La Llorona, But Make It Good

The Conjuring Universe doesn’t usually fuck up too badly.

The Nun and the first Annabelle movie are awful. but quite watchable, and they’re about the worst of the bunch – well, until 2019’s The Curse of La Llorona, easily one of the very worst mainstream horror movies in recent years. It’s lazy, full of the same jump scare over and over again, and feels more like a cynical cash grab than it does a movie. Luckily, my wonderful readers, I have found a film that uses the legend of La Llorona (you’re all lucky you can’t hear my every attempt to pronounce this title right, it’s the true horror), also known as the Wailer, or the Weeping Woman, and does everything right that the American version did wrong.
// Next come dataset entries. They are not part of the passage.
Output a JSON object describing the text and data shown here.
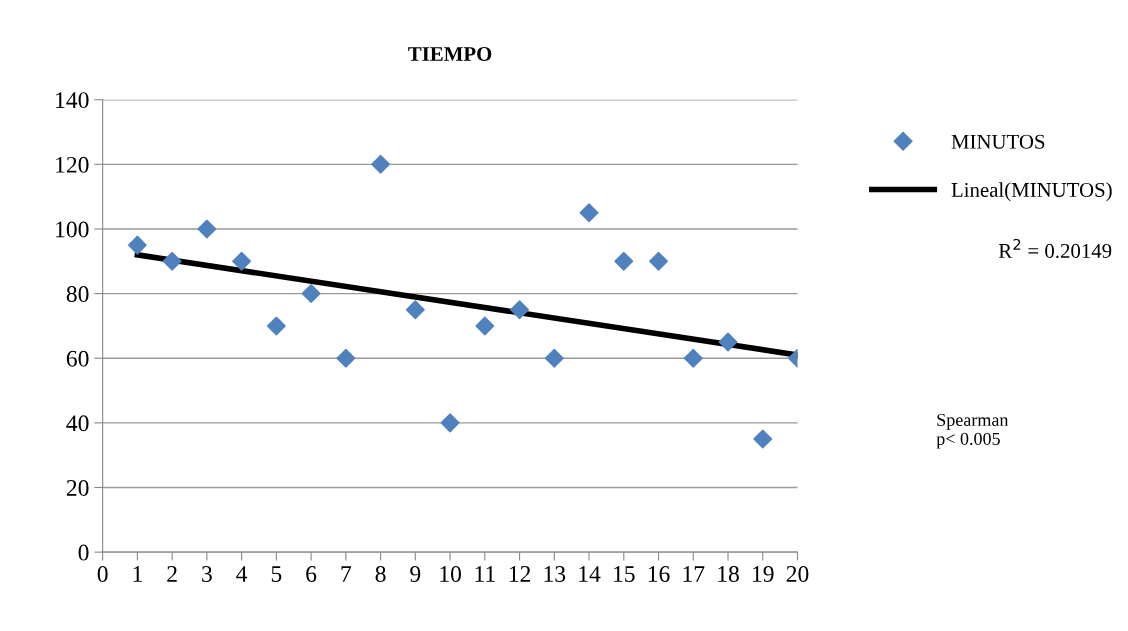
{
  "chart_data": {
    "type": "scatter",
    "title": "TIEMPO",
    "x": [
      1,
      2,
      3,
      4,
      5,
      6,
      7,
      8,
      9,
      10,
      11,
      12,
      13,
      14,
      15,
      16,
      17,
      18,
      19,
      20
    ],
    "series": [
      {
        "name": "MINUTOS",
        "color": "#4f81bd",
        "marker": "diamond",
        "values": [
          95,
          90,
          100,
          90,
          70,
          80,
          60,
          120,
          75,
          40,
          70,
          75,
          60,
          105,
          90,
          90,
          60,
          65,
          35,
          60
        ]
      },
      {
        "name": "Lineal(MINUTOS)",
        "type": "line",
        "color": "#000000",
        "marker": "none",
        "line_style": "solid",
        "x": [
          1,
          20
        ],
        "values": [
          92,
          61
        ]
      }
    ],
    "xlim": [
      0,
      20
    ],
    "xticks": [
      0,
      1,
      2,
      3,
      4,
      5,
      6,
      7,
      8,
      9,
      10,
      11,
      12,
      13,
      14,
      15,
      16,
      17,
      18,
      19,
      20
    ],
    "ylim": [
      0,
      140
    ],
    "yticks": [
      0,
      20,
      40,
      60,
      80,
      100,
      120,
      140
    ],
    "grid": "y",
    "legend": "right",
    "annotations": [
      "R$^{2}$ = 0.20149",
      "Spearman\np< 0.005"
    ]
  }
}
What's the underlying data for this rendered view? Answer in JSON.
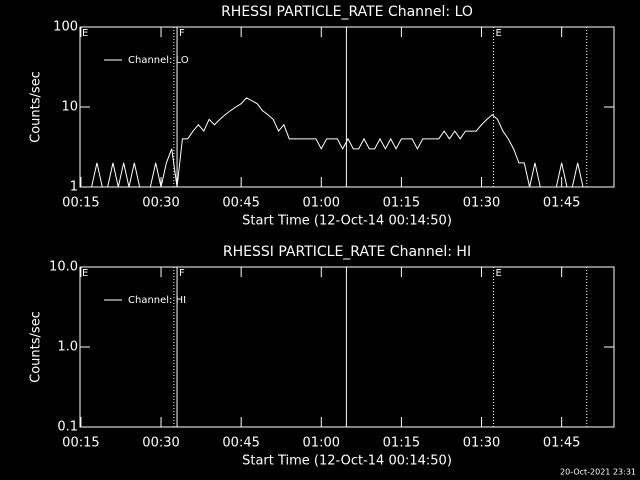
{
  "chart_data": [
    {
      "type": "line",
      "title": "RHESSI PARTICLE_RATE Channel: LO",
      "xlabel": "Start Time (12-Oct-14 00:14:50)",
      "ylabel": "Counts/sec",
      "log_y": true,
      "ylim": [
        1,
        100
      ],
      "yticks": [
        1,
        10,
        100
      ],
      "xlim": [
        14.83,
        114.8
      ],
      "xticks": [
        {
          "value": 15,
          "label": "00:15"
        },
        {
          "value": 30,
          "label": "00:30"
        },
        {
          "value": 45,
          "label": "00:45"
        },
        {
          "value": 60,
          "label": "01:00"
        },
        {
          "value": 75,
          "label": "01:15"
        },
        {
          "value": 90,
          "label": "01:30"
        },
        {
          "value": 105,
          "label": "01:45"
        }
      ],
      "x": [
        15,
        16,
        17,
        18,
        19,
        20,
        21,
        22,
        23,
        24,
        25,
        26,
        27,
        28,
        29,
        30,
        31,
        32,
        33,
        34,
        35,
        36,
        37,
        38,
        39,
        40,
        41,
        42,
        43,
        44,
        45,
        46,
        47,
        48,
        49,
        50,
        51,
        52,
        53,
        54,
        55,
        56,
        57,
        58,
        59,
        60,
        61,
        62,
        63,
        64,
        65,
        66,
        67,
        68,
        69,
        70,
        71,
        72,
        73,
        74,
        75,
        76,
        77,
        78,
        79,
        80,
        81,
        82,
        83,
        84,
        85,
        86,
        87,
        88,
        89,
        90,
        91,
        92,
        93,
        94,
        95,
        96,
        97,
        98,
        99,
        100,
        101,
        102,
        103,
        104,
        105,
        106,
        107,
        108,
        109,
        110,
        111,
        112
      ],
      "series": [
        {
          "name": "Channel: LO",
          "color": "#ffffff",
          "values": [
            1,
            1,
            1,
            2,
            1,
            1,
            2,
            1,
            2,
            1,
            2,
            1,
            1,
            1,
            2,
            1,
            2,
            3,
            1,
            4,
            4,
            5,
            6,
            5,
            7,
            6,
            7,
            8,
            9,
            10,
            11,
            13,
            12,
            11,
            9,
            8,
            7,
            5,
            6,
            4,
            4,
            4,
            4,
            4,
            4,
            3,
            4,
            4,
            4,
            3,
            4,
            3,
            3,
            4,
            3,
            3,
            4,
            3,
            4,
            3,
            4,
            4,
            4,
            3,
            4,
            4,
            4,
            4,
            5,
            4,
            5,
            4,
            5,
            5,
            5,
            6,
            7,
            8,
            7,
            5,
            4,
            3,
            2,
            2,
            1,
            2,
            1,
            1,
            1,
            1,
            2,
            1,
            1,
            2,
            1,
            1,
            1,
            1
          ]
        }
      ],
      "vlines": [
        {
          "x": 32.4,
          "style": "dotted"
        },
        {
          "x": 33.0,
          "style": "solid"
        },
        {
          "x": 64.7,
          "style": "solid"
        },
        {
          "x": 92.25,
          "style": "dotted"
        },
        {
          "x": 109.7,
          "style": "dotted"
        }
      ],
      "flags": [
        {
          "text": "E",
          "x": 14.83
        },
        {
          "text": "F",
          "x": 33.0
        },
        {
          "text": "E",
          "x": 92.25
        }
      ]
    },
    {
      "type": "line",
      "title": "RHESSI PARTICLE_RATE Channel: HI",
      "xlabel": "Start Time (12-Oct-14 00:14:50)",
      "ylabel": "Counts/sec",
      "log_y": true,
      "ylim": [
        0.1,
        10
      ],
      "yticks": [
        0.1,
        {
          "value": 1,
          "label": "1.0"
        },
        {
          "value": 10,
          "label": "10.0"
        }
      ],
      "xlim": [
        14.83,
        114.8
      ],
      "xticks": [
        {
          "value": 15,
          "label": "00:15"
        },
        {
          "value": 30,
          "label": "00:30"
        },
        {
          "value": 45,
          "label": "00:45"
        },
        {
          "value": 60,
          "label": "01:00"
        },
        {
          "value": 75,
          "label": "01:15"
        },
        {
          "value": 90,
          "label": "01:30"
        },
        {
          "value": 105,
          "label": "01:45"
        }
      ],
      "x": [],
      "series": [
        {
          "name": "Channel: HI",
          "color": "#ffffff",
          "values": []
        }
      ],
      "vlines": [
        {
          "x": 32.4,
          "style": "dotted"
        },
        {
          "x": 33.0,
          "style": "solid"
        },
        {
          "x": 64.7,
          "style": "solid"
        },
        {
          "x": 92.25,
          "style": "dotted"
        },
        {
          "x": 109.7,
          "style": "dotted"
        }
      ],
      "flags": [
        {
          "text": "E",
          "x": 14.83
        },
        {
          "text": "F",
          "x": 33.0
        },
        {
          "text": "E",
          "x": 92.25
        }
      ]
    }
  ],
  "footer": "20-Oct-2021 23:31"
}
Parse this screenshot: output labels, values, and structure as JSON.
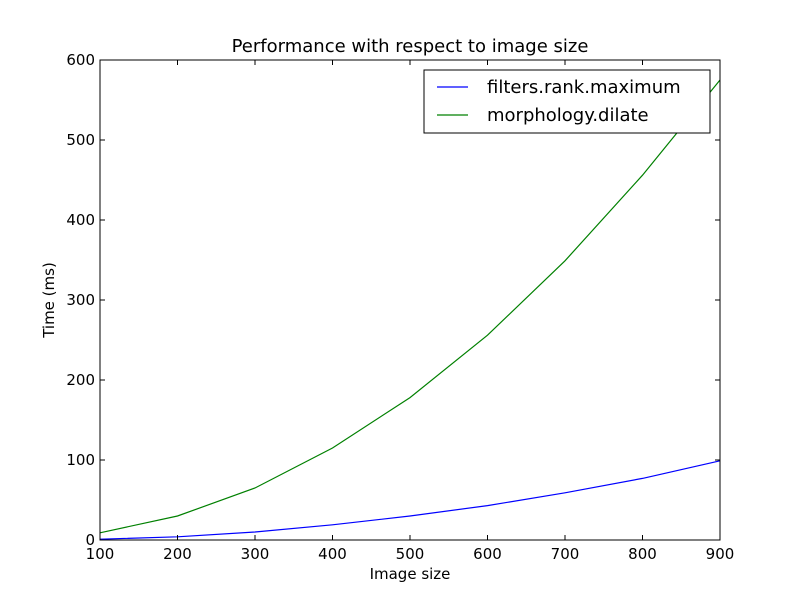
{
  "chart_data": {
    "type": "line",
    "title": "Performance with respect to image size",
    "xlabel": "Image size",
    "ylabel": "Time (ms)",
    "xlim": [
      100,
      900
    ],
    "ylim": [
      0,
      600
    ],
    "xticks": [
      100,
      200,
      300,
      400,
      500,
      600,
      700,
      800,
      900
    ],
    "yticks": [
      0,
      100,
      200,
      300,
      400,
      500,
      600
    ],
    "grid": false,
    "legend_position": "top-right",
    "x": [
      100,
      200,
      300,
      400,
      500,
      600,
      700,
      800,
      900
    ],
    "series": [
      {
        "name": "filters.rank.maximum",
        "color": "#0000ff",
        "values": [
          1,
          4,
          10,
          19,
          30,
          43,
          59,
          77,
          99
        ]
      },
      {
        "name": "morphology.dilate",
        "color": "#008000",
        "values": [
          9,
          30,
          65,
          115,
          178,
          256,
          349,
          456,
          575
        ]
      }
    ]
  }
}
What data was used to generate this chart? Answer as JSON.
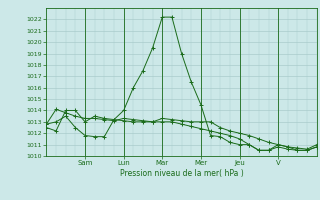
{
  "background_color": "#cce8e8",
  "grid_color": "#aacccc",
  "line_color": "#1a6b1a",
  "ylabel": "Pression niveau de la mer( hPa )",
  "ylim": [
    1010,
    1023
  ],
  "ytick_min": 1010,
  "ytick_max": 1022,
  "day_labels": [
    "Sam",
    "Lun",
    "Mar",
    "Mer",
    "Jeu",
    "V"
  ],
  "series": [
    {
      "x": [
        0,
        0.5,
        1.0,
        1.5,
        2.0,
        2.5,
        3.0,
        3.5,
        4.0,
        4.5,
        5.0,
        5.5,
        6.0,
        6.5,
        7.0,
        7.5,
        8.0,
        8.5,
        9.0,
        9.5,
        10.0,
        10.5,
        11.0,
        11.5,
        12.0,
        12.5,
        13.0,
        13.5,
        14.0
      ],
      "y": [
        1012.5,
        1012.2,
        1014.0,
        1014.0,
        1013.0,
        1013.5,
        1013.3,
        1013.2,
        1014.0,
        1016.0,
        1017.5,
        1019.5,
        1022.2,
        1022.2,
        1019.0,
        1016.5,
        1014.5,
        1011.8,
        1011.7,
        1011.2,
        1011.0,
        1011.0,
        1010.5,
        1010.5,
        1011.0,
        1010.8,
        1010.7,
        1010.6,
        1011.0
      ]
    },
    {
      "x": [
        0,
        0.5,
        1.0,
        1.5,
        2.0,
        2.5,
        3.0,
        3.5,
        4.0,
        4.5,
        5.0,
        5.5,
        6.0,
        6.5,
        7.0,
        7.5,
        8.0,
        8.5,
        9.0,
        9.5,
        10.0,
        10.5,
        11.0,
        11.5,
        12.0,
        12.5,
        13.0,
        13.5,
        14.0
      ],
      "y": [
        1012.8,
        1014.1,
        1013.8,
        1013.5,
        1013.3,
        1013.3,
        1013.2,
        1013.1,
        1013.3,
        1013.2,
        1013.1,
        1013.0,
        1013.0,
        1013.0,
        1012.8,
        1012.6,
        1012.4,
        1012.2,
        1012.0,
        1011.8,
        1011.5,
        1011.0,
        1010.5,
        1010.5,
        1010.8,
        1010.6,
        1010.5,
        1010.5,
        1010.8
      ]
    },
    {
      "x": [
        0,
        0.5,
        1.0,
        1.5,
        2.0,
        2.5,
        3.0,
        3.5,
        4.0,
        4.5,
        5.0,
        5.5,
        6.0,
        6.5,
        7.0,
        7.5,
        8.0,
        8.5,
        9.0,
        9.5,
        10.0,
        10.5,
        11.0,
        11.5,
        12.0,
        12.5,
        13.0,
        13.5,
        14.0
      ],
      "y": [
        1012.8,
        1013.0,
        1013.5,
        1012.5,
        1011.8,
        1011.7,
        1011.7,
        1013.2,
        1013.1,
        1013.0,
        1013.0,
        1013.0,
        1013.3,
        1013.2,
        1013.1,
        1013.0,
        1013.0,
        1013.0,
        1012.5,
        1012.2,
        1012.0,
        1011.8,
        1011.5,
        1011.2,
        1011.0,
        1010.8,
        1010.5,
        1010.5,
        1010.8
      ]
    }
  ],
  "xlim": [
    0,
    14
  ],
  "day_x_positions": [
    2,
    4,
    6,
    8,
    10,
    12
  ],
  "vert_line_positions": [
    2,
    4,
    6,
    8,
    10,
    12
  ]
}
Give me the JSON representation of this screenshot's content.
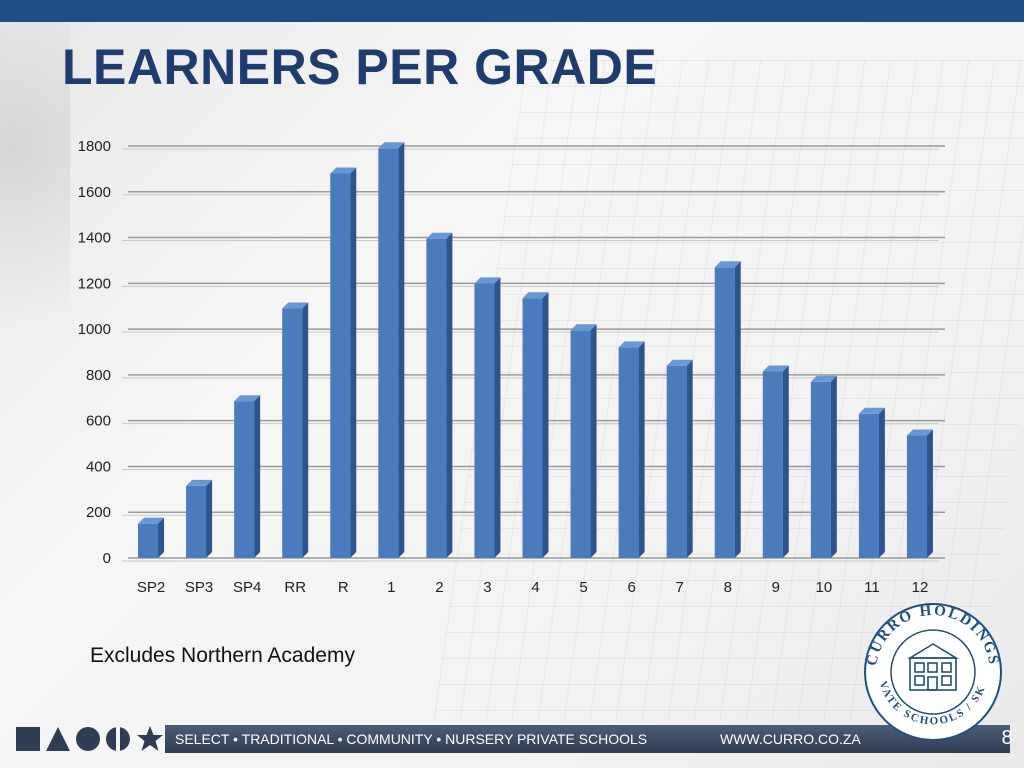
{
  "slide": {
    "title": "LEARNERS PER GRADE",
    "note": "Excludes Northern Academy",
    "footer_text": "SELECT • TRADITIONAL • COMMUNITY • NURSERY PRIVATE SCHOOLS",
    "footer_url": "WWW.CURRO.CO.ZA",
    "page_number": "8"
  },
  "logo": {
    "top_text": "CURRO HOLDINGS",
    "bottom_text": "PRIVATE SCHOOLS / SKOLE"
  },
  "colors": {
    "bar_front": "#4a7bbf",
    "bar_side": "#2c5590",
    "bar_top": "#6a97d4",
    "title": "#1f3c6e",
    "accent": "#1d4f86"
  },
  "chart_data": {
    "type": "bar",
    "categories": [
      "SP2",
      "SP3",
      "SP4",
      "RR",
      "R",
      "1",
      "2",
      "3",
      "4",
      "5",
      "6",
      "7",
      "8",
      "9",
      "10",
      "11",
      "12"
    ],
    "values": [
      150,
      315,
      685,
      1090,
      1680,
      1790,
      1395,
      1200,
      1135,
      995,
      920,
      840,
      1270,
      815,
      770,
      630,
      535
    ],
    "ylim": [
      0,
      1800
    ],
    "yticks": [
      0,
      200,
      400,
      600,
      800,
      1000,
      1200,
      1400,
      1600,
      1800
    ],
    "grid": true,
    "title": "",
    "xlabel": "",
    "ylabel": ""
  }
}
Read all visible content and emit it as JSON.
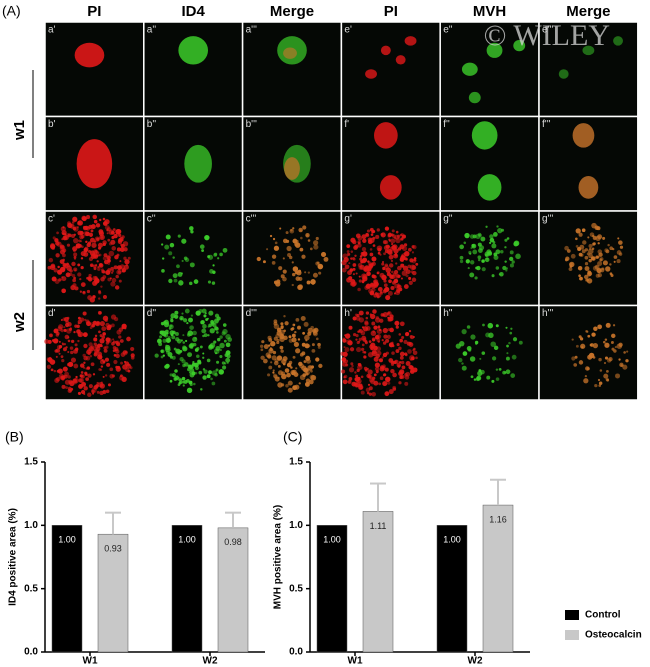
{
  "figure": {
    "panel_label": "(A)",
    "column_headers": [
      "PI",
      "ID4",
      "Merge",
      "PI",
      "MVH",
      "Merge"
    ],
    "row_labels": [
      "w1",
      "w2"
    ],
    "image_labels": [
      [
        "a'",
        "a''",
        "a'''",
        "e'",
        "e''",
        "e'''"
      ],
      [
        "b'",
        "b''",
        "b'''",
        "f'",
        "f''",
        "f'''"
      ],
      [
        "c'",
        "c''",
        "c'''",
        "g'",
        "g''",
        "g'''"
      ],
      [
        "d'",
        "d''",
        "d'''",
        "h'",
        "h''",
        "h'''"
      ]
    ],
    "watermark": "© WILEY"
  },
  "chart_data": [
    {
      "type": "bar",
      "panel_label": "(B)",
      "ylabel": "ID4 positive area (%)",
      "categories": [
        "W1",
        "W2"
      ],
      "series": [
        {
          "color": "#000000",
          "values": [
            1.0,
            1.0
          ],
          "value_labels": [
            "1.00",
            "1.00"
          ]
        },
        {
          "color": "#c8c8c8",
          "values": [
            0.93,
            0.98
          ],
          "value_labels": [
            "0.93",
            "0.98"
          ],
          "errors": [
            0.17,
            0.12
          ]
        }
      ],
      "ylim": [
        0,
        1.5
      ],
      "yticks": [
        {
          "value": 0,
          "label": "0.0"
        },
        {
          "value": 0.5,
          "label": "0.5"
        },
        {
          "value": 1,
          "label": "1.0"
        },
        {
          "value": 1.5,
          "label": "1.5"
        }
      ]
    },
    {
      "type": "bar",
      "panel_label": "(C)",
      "ylabel": "MVH positive area (%)",
      "categories": [
        "W1",
        "W2"
      ],
      "series": [
        {
          "name": "Control",
          "color": "#000000",
          "values": [
            1.0,
            1.0
          ],
          "value_labels": [
            "1.00",
            "1.00"
          ]
        },
        {
          "name": "Osteocalcin",
          "color": "#c8c8c8",
          "values": [
            1.11,
            1.16
          ],
          "value_labels": [
            "1.11",
            "1.16"
          ],
          "errors": [
            0.22,
            0.2
          ]
        }
      ],
      "ylim": [
        0,
        1.5
      ],
      "yticks": [
        {
          "value": 0,
          "label": "0.0"
        },
        {
          "value": 0.5,
          "label": "0.5"
        },
        {
          "value": 1,
          "label": "1.0"
        },
        {
          "value": 1.5,
          "label": "1.5"
        }
      ],
      "legend": "lower-right"
    }
  ]
}
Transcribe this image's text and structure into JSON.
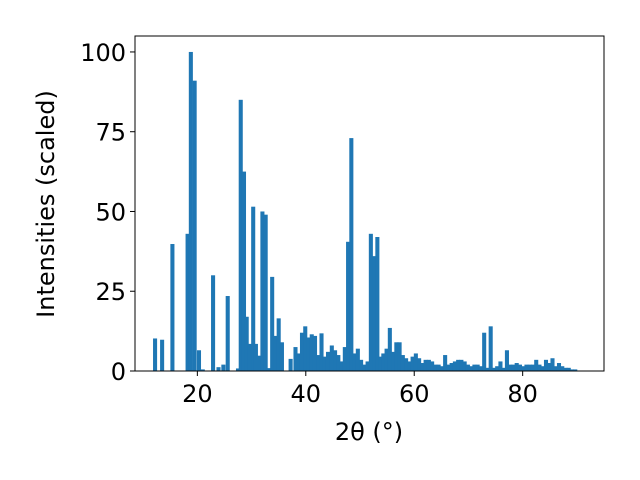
{
  "chart_data": {
    "type": "bar",
    "title": "",
    "xlabel": "2θ (°)",
    "ylabel": "Intensities (scaled)",
    "xlim": [
      8.5,
      95
    ],
    "ylim": [
      0,
      105
    ],
    "xticks": [
      20,
      40,
      60,
      80
    ],
    "yticks": [
      0,
      25,
      50,
      75,
      100
    ],
    "xtick_labels": [
      "20",
      "40",
      "60",
      "80"
    ],
    "ytick_labels": [
      "0",
      "25",
      "50",
      "75",
      "100"
    ],
    "grid": false,
    "bar_width": 0.75,
    "color": "#1f77b4",
    "x": [
      12.2,
      13.5,
      15.4,
      18.2,
      18.8,
      19.5,
      20.3,
      21.0,
      22.9,
      23.9,
      24.8,
      25.6,
      27.5,
      28.0,
      28.6,
      29.1,
      29.7,
      30.3,
      30.8,
      31.4,
      32.0,
      32.6,
      33.2,
      33.8,
      34.4,
      35.0,
      35.6,
      37.2,
      38.1,
      38.7,
      39.3,
      39.9,
      40.5,
      41.1,
      41.7,
      42.3,
      42.9,
      43.5,
      44.1,
      44.8,
      45.4,
      46.0,
      46.6,
      47.2,
      47.8,
      48.4,
      49.0,
      49.6,
      50.2,
      50.8,
      51.4,
      52.0,
      52.6,
      53.2,
      53.7,
      54.3,
      54.9,
      55.5,
      56.1,
      56.7,
      57.3,
      57.9,
      58.5,
      59.1,
      59.7,
      60.3,
      60.9,
      61.5,
      62.1,
      62.7,
      63.3,
      63.9,
      64.5,
      65.1,
      65.7,
      66.3,
      66.9,
      67.5,
      68.1,
      68.7,
      69.3,
      69.9,
      70.5,
      71.1,
      71.7,
      72.3,
      72.9,
      73.5,
      74.1,
      74.7,
      75.3,
      75.9,
      76.5,
      77.1,
      77.7,
      78.3,
      78.9,
      79.5,
      80.1,
      80.7,
      81.3,
      81.9,
      82.5,
      83.1,
      83.7,
      84.3,
      84.9,
      85.5,
      86.1,
      86.7,
      87.3,
      87.9,
      88.5,
      89.1,
      89.7
    ],
    "values": [
      10.2,
      9.8,
      39.8,
      43.0,
      100.0,
      91.0,
      6.5,
      0.5,
      30.0,
      1.2,
      2.0,
      23.5,
      0.8,
      85.0,
      62.5,
      17.0,
      8.5,
      51.5,
      8.5,
      4.8,
      50.0,
      49.0,
      0.9,
      29.5,
      11.0,
      16.5,
      9.0,
      3.8,
      7.5,
      5.5,
      12.0,
      14.0,
      10.5,
      11.5,
      11.0,
      5.0,
      11.8,
      4.5,
      6.0,
      8.0,
      6.5,
      5.0,
      3.0,
      7.5,
      40.5,
      73.0,
      5.5,
      7.0,
      3.5,
      2.0,
      3.0,
      43.0,
      36.0,
      42.0,
      4.5,
      5.5,
      7.0,
      13.5,
      6.0,
      9.0,
      9.0,
      5.0,
      4.0,
      3.0,
      4.5,
      5.5,
      4.0,
      2.5,
      3.5,
      3.5,
      3.0,
      2.0,
      2.0,
      1.5,
      5.0,
      2.0,
      2.5,
      3.0,
      3.5,
      3.5,
      3.0,
      2.0,
      1.5,
      2.0,
      2.0,
      1.5,
      12.0,
      1.0,
      14.0,
      1.0,
      1.5,
      3.0,
      1.0,
      6.5,
      2.0,
      2.0,
      2.5,
      2.0,
      1.5,
      2.0,
      2.0,
      2.0,
      3.5,
      2.0,
      1.5,
      3.5,
      2.5,
      4.0,
      1.5,
      2.5,
      1.5,
      1.0,
      1.0,
      0.5,
      0.5
    ]
  }
}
Simply called La Llorona, the film, directed by Jayro Bustamante, follows the continued fallout of the genocide of the native Mayan people by Guatemalan dictator Enrique Monteverde. Enrique is now an old man who is succumbing to a number of health problems while also being put on trial to answer for his misdeeds over three decades earlier; found guilty, he is then given a reprieve, causing Mayan protestors to camp outside his opulent estate by their thousands.

Not exactly a sympathetic character, but La Llorona’s masterstroke is the presence of Enrique’s wife, daughter, and granddaughter, who all have to come to terms, or in some cases completely ignore the patriarch’s crimes. One night, during the trial, Enrique is awoken by the sound of a woman crying. Finding nobody who could be responsible for the noise, he nearly shoots his wife accidentally. Then, after his sentence is withdrawn, the otherworldly Alma joins the household staff (the previous staff, who themselves are of Mayan descent, skedaddled when the heard about the woman crying in the night -perhaps they knew what was coming).

Alma is La Llorona, Monteverde makes that immediately clear, but she’s not a BOO! figure like the American version of the story. Instead, she is more of an avenging spirit, who only appears when she feels that justice has not been down. Her plan, which I won’t spoil, is very clever.

La Llorona is not a very scary movie – it’s more interested in getting under your skin than scaring you out of it. It’s attention to tone, it’s haunting imagery, and the camera quirk of beginning with an establishing shot and slowly panning out, revealing, as this move as it is used throughout the movie, the larger story, the larger crime.